L’enquête du parquet de Versailles doit être exemplaire — transparente, rapide. Les faits sont suffisamment graves pour que l’institution policière fasse son introspection. Mais en attendant, le silence persiste. Les collègues accusés sont-ils toujours en poste ? Les auditions ont-elles commencé ? Le policier victime a-t-il un avocat ? Le Dossier a tenté d’obtenir des informations auprès du parquet. Pas de réponse. Auprès de la préfecture de police des Yvelines. Silence radio. Auprès du ministère de l’Intérieur, un porte-parole a indiqué que « l’affaire est en cours d’examen ». Rien de plus.

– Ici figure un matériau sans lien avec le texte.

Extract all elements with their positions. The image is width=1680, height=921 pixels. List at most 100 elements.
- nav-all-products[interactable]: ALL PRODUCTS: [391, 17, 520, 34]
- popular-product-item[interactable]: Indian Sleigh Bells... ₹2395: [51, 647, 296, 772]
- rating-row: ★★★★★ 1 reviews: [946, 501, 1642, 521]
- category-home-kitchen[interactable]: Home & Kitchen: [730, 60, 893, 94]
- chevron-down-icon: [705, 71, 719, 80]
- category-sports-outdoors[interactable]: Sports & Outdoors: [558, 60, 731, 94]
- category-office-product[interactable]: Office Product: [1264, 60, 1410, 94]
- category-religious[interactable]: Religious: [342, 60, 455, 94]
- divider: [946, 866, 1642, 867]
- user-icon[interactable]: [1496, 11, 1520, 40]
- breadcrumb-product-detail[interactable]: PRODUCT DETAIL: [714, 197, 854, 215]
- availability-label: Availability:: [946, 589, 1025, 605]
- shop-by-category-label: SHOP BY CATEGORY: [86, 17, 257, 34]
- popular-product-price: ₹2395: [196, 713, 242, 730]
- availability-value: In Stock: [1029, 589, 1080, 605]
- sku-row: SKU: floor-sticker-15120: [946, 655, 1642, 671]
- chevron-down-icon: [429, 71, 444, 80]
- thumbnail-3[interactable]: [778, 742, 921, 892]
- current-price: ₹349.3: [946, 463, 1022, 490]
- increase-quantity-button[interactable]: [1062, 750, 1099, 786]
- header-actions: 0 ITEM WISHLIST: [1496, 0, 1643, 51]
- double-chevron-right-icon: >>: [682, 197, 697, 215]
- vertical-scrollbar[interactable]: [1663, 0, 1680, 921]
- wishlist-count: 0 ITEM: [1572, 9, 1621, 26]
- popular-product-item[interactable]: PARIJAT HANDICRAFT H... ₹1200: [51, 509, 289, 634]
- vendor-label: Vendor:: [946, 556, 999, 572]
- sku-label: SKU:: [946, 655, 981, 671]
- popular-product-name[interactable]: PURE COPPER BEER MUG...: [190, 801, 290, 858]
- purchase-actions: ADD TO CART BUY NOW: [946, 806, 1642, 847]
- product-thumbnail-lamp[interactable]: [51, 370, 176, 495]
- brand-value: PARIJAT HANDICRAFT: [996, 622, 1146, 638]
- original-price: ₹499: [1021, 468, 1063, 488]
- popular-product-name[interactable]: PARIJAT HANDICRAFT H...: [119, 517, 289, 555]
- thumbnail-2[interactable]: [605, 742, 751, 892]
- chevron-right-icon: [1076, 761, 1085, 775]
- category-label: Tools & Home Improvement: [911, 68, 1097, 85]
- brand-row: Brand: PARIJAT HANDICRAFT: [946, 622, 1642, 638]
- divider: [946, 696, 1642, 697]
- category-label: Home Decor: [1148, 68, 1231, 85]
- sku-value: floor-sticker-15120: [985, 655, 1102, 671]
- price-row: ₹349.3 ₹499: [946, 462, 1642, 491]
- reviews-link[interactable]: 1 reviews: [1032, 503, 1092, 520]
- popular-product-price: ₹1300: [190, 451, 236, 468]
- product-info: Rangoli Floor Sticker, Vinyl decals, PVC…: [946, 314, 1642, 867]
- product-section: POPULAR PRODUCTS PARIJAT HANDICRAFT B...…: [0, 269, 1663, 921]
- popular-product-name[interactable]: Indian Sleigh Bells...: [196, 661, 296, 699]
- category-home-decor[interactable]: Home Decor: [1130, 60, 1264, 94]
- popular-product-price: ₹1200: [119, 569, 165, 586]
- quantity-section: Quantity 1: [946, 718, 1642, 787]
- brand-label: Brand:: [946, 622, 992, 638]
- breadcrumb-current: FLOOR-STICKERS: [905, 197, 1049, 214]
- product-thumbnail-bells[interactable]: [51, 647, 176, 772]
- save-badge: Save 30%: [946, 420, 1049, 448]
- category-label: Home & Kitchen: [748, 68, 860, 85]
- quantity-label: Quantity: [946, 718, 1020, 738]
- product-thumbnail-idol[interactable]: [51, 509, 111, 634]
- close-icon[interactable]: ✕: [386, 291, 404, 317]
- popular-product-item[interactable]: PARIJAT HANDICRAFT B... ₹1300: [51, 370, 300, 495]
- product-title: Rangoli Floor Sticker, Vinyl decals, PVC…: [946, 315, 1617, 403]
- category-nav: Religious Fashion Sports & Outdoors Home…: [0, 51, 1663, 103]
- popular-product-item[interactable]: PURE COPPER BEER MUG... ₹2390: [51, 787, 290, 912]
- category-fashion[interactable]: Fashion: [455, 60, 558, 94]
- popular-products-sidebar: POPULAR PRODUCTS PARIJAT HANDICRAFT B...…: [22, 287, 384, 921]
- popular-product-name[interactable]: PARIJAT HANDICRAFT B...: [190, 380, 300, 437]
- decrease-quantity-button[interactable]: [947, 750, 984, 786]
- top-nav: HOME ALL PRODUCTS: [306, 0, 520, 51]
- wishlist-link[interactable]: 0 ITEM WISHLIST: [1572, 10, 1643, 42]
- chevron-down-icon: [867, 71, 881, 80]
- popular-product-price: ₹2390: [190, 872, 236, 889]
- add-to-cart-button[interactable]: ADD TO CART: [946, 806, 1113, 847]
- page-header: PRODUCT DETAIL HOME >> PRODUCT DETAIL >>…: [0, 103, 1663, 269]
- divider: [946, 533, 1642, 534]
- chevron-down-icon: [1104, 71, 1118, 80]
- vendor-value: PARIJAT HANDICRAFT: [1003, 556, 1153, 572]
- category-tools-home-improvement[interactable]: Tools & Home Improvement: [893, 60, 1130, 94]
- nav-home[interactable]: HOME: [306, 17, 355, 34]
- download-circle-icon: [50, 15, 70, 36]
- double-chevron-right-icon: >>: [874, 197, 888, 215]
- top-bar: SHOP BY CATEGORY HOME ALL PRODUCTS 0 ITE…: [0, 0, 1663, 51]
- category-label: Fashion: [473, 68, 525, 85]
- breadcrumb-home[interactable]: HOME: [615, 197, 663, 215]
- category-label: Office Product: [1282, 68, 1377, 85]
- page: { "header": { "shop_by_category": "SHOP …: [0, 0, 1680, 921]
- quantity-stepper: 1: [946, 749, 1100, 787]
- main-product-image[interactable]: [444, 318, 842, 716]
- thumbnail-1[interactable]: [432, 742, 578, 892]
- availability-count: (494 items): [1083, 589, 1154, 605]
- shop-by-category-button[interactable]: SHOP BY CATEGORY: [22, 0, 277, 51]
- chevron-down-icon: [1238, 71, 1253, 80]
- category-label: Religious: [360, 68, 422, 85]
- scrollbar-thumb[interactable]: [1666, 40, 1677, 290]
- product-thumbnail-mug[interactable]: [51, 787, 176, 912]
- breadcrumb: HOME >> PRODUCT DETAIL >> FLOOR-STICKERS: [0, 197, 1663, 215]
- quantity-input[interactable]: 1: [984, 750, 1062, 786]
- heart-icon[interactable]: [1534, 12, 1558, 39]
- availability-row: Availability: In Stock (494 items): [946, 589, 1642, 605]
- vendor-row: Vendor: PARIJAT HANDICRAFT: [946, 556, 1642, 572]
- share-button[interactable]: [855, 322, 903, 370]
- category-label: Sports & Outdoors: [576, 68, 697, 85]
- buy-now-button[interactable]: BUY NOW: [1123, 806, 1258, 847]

Ne nous laissons pas berner. Dans une démocratie, une affaire de racisme au sein même des forces de l’ordre ne peut pas être traitée par le silence. Les policiers sont les premiers défenseurs de la loi. S’ils la violent, insultent, discriminent, ils trahissent leur mission. Il faut des noms, des sanctions, une enquête indépendante. Pas une enquête interne qui finira aux oubliettes. Regardons les faits. Un homme a été traité de « singe » par ses collègues, dans les Yvelines. Le parquet de Versailles enquête. Et nous, on attend, on compte les jours, les preuves, les silences. L’affaire est entre les mains de la justice. Mais la justice, c’est aussi celle qui juge les juges. Et les policiers.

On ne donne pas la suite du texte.